The Ramsey number \( R(m,n) \) is the smallest party size that guarantees a group of \( m \) mutual friends or a group of \( n \) mutual non-friends. Alternatively, it is the minimum number of vertices a complete graph must have so that if every edge is colored blue or red, there is a red clique of \( m \) vertices or a blue clique of \( n \) vertices.

The theorem generalizes to an arbitrary (finite) number of colors; there is a Ramsey number \(R(n_1,n_2,\ldots,n_k)\) that guarantees a monochromatic clique of \(n_k\) vertices with color \(k\) on a sufficiently large graph.

\( R(m,1) = R(1,m) = 1 \) trivially. (There is no coloring requirement of a clique with 1 vertex.)

\( R(m,2) = R(2,m) = m \). This is because in \(K_m\), either all the edges are colored red, in which case there is a red clique on \( m \) vertices; or there is a blue edge somewhere, in which case the two vertices it connects are a blue clique on \( 2 \) vertices. In other words, either everyone at the party is friends with everyone else, or there are two people who are not friends.

\( R(3,3) = 6 \). This is a restatement of the example in the introduction.
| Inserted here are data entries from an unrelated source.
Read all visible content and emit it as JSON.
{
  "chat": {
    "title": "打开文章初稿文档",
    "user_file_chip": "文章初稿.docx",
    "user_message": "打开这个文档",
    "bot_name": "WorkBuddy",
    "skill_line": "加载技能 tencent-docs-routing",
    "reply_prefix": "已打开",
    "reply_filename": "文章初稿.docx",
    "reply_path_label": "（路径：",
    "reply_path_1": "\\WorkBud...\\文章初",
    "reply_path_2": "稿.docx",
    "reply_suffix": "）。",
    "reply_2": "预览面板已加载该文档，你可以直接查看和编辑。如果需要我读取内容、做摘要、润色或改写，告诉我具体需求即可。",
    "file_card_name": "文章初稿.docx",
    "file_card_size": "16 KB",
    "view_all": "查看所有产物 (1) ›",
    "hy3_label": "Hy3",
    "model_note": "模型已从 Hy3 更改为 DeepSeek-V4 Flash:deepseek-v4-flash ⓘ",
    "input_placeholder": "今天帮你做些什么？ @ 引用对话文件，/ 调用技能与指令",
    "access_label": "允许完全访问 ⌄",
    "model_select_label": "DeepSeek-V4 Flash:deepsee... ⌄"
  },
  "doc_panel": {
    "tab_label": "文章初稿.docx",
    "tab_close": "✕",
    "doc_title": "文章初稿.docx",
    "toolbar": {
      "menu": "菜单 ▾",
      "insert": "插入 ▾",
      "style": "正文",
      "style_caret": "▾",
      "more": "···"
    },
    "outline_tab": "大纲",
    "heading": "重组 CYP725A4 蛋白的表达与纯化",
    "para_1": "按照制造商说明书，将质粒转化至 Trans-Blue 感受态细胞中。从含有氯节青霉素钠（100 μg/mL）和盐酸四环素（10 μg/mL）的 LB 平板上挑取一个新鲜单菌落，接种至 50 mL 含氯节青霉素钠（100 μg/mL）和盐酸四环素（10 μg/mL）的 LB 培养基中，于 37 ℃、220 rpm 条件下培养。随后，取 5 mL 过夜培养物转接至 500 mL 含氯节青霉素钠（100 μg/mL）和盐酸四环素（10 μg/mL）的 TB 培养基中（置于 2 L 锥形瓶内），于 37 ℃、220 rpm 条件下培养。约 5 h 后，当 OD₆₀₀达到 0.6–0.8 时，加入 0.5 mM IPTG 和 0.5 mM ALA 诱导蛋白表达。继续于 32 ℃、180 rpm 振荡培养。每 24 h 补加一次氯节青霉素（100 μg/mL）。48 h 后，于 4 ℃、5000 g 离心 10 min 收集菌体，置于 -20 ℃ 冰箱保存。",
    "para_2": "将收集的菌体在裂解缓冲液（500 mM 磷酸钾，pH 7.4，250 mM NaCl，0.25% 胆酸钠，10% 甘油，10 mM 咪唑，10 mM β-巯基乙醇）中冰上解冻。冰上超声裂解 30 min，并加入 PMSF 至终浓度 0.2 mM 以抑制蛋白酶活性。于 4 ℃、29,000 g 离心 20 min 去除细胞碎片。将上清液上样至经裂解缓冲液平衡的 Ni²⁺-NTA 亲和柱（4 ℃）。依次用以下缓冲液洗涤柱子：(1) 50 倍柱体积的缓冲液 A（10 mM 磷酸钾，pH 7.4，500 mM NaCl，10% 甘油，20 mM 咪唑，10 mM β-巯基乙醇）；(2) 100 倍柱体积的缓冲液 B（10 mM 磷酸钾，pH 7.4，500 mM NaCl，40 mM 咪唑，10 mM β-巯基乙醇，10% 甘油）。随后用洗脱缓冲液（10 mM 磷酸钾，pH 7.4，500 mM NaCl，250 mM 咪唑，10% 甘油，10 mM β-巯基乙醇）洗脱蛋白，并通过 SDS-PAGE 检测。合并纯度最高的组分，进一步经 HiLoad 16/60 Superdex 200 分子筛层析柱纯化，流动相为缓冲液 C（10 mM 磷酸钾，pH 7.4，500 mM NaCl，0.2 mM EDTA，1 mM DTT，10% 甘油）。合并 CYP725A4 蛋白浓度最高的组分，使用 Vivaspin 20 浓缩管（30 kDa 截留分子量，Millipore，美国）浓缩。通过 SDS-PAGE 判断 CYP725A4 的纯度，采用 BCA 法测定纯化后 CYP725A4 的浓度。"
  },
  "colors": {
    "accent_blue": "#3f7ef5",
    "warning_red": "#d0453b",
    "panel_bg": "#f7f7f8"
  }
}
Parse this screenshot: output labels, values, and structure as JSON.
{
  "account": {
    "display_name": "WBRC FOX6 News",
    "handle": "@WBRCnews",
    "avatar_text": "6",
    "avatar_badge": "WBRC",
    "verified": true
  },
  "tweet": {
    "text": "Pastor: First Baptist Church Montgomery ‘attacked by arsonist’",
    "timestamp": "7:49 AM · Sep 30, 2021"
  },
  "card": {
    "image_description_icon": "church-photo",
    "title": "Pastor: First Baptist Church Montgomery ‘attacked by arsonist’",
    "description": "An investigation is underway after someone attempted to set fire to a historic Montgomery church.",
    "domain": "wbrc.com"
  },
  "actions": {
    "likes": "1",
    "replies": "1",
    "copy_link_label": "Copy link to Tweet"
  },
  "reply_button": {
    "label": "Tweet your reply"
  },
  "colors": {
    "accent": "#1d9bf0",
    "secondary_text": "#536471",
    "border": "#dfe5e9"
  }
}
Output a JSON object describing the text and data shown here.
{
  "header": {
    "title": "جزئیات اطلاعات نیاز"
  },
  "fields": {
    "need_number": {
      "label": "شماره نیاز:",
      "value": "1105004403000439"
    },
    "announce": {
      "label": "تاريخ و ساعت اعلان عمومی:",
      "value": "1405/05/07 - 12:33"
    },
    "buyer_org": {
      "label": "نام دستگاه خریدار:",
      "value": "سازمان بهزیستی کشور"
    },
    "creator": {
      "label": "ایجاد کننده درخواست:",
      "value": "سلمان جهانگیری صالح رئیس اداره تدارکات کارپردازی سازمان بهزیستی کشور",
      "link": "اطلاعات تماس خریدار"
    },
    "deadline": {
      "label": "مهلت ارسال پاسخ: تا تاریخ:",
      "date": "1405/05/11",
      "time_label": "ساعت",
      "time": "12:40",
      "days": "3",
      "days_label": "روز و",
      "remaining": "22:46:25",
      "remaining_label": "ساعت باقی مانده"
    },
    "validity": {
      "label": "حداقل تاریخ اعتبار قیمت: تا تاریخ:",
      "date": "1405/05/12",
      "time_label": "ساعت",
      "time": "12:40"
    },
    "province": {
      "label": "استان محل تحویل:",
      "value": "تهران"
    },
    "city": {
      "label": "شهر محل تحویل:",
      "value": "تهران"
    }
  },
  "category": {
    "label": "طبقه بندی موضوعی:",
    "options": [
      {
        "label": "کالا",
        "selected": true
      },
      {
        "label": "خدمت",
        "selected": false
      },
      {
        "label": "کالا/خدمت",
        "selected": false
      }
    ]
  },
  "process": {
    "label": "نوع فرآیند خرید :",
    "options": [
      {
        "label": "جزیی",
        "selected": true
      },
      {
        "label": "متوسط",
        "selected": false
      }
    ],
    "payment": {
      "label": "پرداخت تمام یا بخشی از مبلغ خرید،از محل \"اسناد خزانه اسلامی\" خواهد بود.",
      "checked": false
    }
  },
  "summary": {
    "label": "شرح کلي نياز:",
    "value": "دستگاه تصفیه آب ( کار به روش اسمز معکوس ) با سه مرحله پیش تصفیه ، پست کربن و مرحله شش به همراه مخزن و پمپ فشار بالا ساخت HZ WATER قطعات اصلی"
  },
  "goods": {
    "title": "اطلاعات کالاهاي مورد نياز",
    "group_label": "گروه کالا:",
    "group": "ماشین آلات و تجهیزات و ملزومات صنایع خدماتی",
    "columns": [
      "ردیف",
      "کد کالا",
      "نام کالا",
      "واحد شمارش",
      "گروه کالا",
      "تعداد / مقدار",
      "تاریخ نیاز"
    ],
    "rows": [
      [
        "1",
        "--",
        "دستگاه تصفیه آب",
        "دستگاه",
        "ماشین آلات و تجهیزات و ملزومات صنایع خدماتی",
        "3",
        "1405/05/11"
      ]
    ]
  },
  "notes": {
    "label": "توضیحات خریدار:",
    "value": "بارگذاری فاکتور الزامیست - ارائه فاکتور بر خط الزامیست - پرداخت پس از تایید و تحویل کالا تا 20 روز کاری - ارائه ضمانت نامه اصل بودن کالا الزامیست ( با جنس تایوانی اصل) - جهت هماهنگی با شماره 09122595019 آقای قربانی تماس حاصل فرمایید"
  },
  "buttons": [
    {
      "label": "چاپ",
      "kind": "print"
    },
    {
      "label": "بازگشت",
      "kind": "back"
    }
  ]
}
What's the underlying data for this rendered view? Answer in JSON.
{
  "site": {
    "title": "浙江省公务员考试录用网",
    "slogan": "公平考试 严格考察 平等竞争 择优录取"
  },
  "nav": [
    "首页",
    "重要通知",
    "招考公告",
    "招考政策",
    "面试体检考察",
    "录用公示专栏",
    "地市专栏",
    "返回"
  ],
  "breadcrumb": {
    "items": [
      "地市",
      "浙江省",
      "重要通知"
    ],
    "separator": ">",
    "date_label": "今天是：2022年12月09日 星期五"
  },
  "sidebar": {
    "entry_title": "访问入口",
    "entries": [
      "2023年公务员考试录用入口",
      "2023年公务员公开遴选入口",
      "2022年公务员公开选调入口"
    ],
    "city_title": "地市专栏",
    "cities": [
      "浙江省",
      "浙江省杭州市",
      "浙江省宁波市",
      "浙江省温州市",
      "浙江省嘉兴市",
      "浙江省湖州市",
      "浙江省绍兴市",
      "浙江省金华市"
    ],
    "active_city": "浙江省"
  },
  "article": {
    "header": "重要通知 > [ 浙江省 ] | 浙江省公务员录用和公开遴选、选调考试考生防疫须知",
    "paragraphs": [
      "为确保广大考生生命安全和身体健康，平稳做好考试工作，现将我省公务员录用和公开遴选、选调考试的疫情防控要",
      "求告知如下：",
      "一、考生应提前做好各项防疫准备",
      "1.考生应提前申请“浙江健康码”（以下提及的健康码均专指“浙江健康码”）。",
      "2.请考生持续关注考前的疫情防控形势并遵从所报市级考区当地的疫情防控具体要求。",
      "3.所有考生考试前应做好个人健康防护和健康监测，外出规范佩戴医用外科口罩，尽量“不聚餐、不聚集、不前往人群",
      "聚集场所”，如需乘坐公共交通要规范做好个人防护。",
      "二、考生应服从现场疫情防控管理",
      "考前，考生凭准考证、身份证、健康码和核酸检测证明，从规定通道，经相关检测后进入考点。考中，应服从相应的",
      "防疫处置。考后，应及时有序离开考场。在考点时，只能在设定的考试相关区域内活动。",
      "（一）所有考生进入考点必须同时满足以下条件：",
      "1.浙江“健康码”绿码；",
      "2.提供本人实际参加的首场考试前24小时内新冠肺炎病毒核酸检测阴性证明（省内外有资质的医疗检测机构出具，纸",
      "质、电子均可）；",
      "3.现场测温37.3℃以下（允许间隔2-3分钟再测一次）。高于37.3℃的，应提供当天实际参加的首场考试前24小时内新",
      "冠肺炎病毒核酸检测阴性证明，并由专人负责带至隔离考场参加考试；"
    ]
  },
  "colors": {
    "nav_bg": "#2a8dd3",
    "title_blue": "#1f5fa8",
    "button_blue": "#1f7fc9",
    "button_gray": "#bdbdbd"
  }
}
The goal is to show that \( R(m,n) \) exists. Induct on \( m+n \). If \( m \) or \( n \) equals \( 1 \), we are done. For the inductive hypothesis, we show that a complete graph on \( R(m-1,n) + R(m,n-1) \) vertices satisfies the condition of the problem.
To see this, take a vertex from the graph. Consider the subsets \( V_r \) and \( V_b \) of vertices connected to this vertex by red and blue edges, respectively. Then \( |V_r| + |V_b| = R(m-1,n)+R(m,n-1)-1 \), so either \( |V_r| \ge R(m-1,n) \) or \( |V_b| \ge R(m,n-1) \). In the former case, \( V_r \) contains either a blue clique on \( n \) vertices, in which case we are done, or a red clique on \( m-1 \) vertices; but putting that clique together with the original vertex produces a red clique on \( m \) vertices. The latter case is similar. So the proof is complete by induction. \( \square \)

So the proof gives an inequality \[ R(m,n) \le R(m-1,n) + R(m,n-1). \] Note that this immediately shows \( R(3,3) \le R(3,2) + R(2,3) = 3+3 = 6 \). The proof of the theorem is in fact a generalization of the proof that \( R(3,3) = 6 \).

The computation of \( R(m,n) \) is a very difficult problem in general, even for small \( m\) and \( n \). The inequality for \( R(m,n) \) looks a bit like Pascal's identity, and in fact an easy induction using Pascal's identity shows that \[ R(m,n) \le \binom{m+n-2}{m-1}. \] Exact values of \( R(m,n) \) for \(3 \le m \le n \) are only known for \( (m,n) = (3,3),(3,4),\ldots,(3,9),(4,4),(4,5)\). Current research shows only that \( 43 \le R(5,5) \le 49\), for example.

Better upper bounds are hard to come by, since in the absence of an elegant logical argument they require an enumeration of all possible colorings of \( K_n \) and a demonstration that every coloring gives a monochromatic clique of the right size. Lower bounds only require one specific coloring that does not admit such a clique (e.g. the one for \(R(3,3) \ge 6 \) given in the introduction).